As of the mid-2020s, Burj Al Babas stands largely as it did when work stopped — hundreds of empty, unfinished château-style villas in eerie, uniform rows across the Bolu hills, with no meaningful occupancy. Years of snowfall have left many with water damage, and the estate has become a fixture of 'abandoned places' photography and reporting.

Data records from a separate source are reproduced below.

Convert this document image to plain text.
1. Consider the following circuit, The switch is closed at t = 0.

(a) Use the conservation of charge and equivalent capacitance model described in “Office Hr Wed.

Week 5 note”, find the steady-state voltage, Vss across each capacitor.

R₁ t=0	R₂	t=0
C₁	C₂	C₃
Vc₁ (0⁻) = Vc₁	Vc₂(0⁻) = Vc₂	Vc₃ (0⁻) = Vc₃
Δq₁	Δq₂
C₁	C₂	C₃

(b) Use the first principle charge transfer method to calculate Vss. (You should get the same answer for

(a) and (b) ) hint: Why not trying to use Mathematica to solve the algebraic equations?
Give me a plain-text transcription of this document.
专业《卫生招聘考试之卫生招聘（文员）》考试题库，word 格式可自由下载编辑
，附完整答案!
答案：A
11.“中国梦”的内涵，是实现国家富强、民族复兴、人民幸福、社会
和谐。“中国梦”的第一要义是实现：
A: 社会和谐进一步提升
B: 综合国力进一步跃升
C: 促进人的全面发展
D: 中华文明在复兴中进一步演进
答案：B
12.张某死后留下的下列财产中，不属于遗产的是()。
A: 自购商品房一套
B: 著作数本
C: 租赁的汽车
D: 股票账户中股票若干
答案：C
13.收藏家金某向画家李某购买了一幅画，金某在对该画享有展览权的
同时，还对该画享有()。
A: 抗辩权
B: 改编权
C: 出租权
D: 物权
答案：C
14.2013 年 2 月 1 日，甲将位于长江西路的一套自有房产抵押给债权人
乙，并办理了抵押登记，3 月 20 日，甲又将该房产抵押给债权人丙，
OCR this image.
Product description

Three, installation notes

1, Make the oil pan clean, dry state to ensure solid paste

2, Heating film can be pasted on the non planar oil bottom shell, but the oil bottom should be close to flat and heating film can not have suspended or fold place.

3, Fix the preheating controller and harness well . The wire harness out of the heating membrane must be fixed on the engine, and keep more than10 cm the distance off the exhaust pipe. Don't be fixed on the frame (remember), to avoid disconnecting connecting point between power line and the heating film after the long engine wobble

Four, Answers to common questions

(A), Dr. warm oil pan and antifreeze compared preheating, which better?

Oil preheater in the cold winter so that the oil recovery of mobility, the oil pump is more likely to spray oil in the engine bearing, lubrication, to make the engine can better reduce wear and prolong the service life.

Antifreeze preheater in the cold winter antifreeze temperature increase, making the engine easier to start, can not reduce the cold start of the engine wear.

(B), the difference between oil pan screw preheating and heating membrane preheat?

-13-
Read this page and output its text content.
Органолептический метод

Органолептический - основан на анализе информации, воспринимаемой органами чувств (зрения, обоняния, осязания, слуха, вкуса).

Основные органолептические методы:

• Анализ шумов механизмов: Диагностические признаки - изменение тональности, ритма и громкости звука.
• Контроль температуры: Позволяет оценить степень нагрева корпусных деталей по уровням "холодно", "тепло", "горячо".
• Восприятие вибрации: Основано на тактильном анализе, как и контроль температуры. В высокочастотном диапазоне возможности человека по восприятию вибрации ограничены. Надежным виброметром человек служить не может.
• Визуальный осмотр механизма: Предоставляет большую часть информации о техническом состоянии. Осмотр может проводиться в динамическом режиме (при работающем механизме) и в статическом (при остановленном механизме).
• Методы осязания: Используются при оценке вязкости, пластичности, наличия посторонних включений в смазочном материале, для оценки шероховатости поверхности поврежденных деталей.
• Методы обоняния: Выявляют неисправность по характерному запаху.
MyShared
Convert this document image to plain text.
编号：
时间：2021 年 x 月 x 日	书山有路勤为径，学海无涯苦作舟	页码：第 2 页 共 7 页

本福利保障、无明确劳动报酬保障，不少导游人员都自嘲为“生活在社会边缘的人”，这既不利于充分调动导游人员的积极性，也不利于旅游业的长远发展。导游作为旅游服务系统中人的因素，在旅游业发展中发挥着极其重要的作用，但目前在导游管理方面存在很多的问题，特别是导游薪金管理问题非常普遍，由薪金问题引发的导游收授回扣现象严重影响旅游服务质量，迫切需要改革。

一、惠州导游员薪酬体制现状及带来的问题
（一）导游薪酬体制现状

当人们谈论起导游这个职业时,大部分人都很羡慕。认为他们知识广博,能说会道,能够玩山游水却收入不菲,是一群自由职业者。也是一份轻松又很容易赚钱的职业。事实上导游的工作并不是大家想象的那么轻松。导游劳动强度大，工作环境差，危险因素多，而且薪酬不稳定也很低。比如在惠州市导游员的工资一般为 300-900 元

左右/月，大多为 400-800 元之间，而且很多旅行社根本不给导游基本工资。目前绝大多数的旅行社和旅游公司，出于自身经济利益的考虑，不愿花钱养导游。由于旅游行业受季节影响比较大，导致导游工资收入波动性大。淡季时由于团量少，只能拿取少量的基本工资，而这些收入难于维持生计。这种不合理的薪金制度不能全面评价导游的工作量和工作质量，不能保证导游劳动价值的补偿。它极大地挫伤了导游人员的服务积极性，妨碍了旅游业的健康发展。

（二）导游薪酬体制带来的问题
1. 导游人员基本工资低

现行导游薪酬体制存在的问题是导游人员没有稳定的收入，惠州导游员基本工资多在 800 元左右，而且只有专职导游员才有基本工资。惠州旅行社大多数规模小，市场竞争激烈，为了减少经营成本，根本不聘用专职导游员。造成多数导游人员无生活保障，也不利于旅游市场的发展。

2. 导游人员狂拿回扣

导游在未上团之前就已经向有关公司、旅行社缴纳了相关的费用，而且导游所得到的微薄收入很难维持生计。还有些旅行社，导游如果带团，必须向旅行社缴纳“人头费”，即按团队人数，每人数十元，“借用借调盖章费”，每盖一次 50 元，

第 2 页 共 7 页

Its legal and political afterlife remains unresolved. A 2022 court ruling reportedly found the developer 'comfortably in credit,' a fraud trial has targeted Sarot Group executives over sales that allegedly continued after bankruptcy protection, and in 2024 the case drew high-level attention when Kuwait's emir raised aggrieved Gulf buyers' complaints with Turkey's president and the Yerdelen and Sarot companies were placed under a Turkish state fund. None of this has yet translated into a populated community: the estate remains a striking emblem of cloned luxury built on a single, fragile buyer market, frozen between completion and abandonment.

Lessons

  1. Cloned luxury at scale carries scaled-up risk if the market turns.
  2. Depending on a single foreign buyer pool is structurally fragile.
  3. A currency shock can freeze a building-heavy project almost overnight.
  4. Mass-repeated, individuality-free design is hard to sell and harder to repurpose.
  5. Reversed bankruptcies and litigation can leave a project frozen rather than resolved.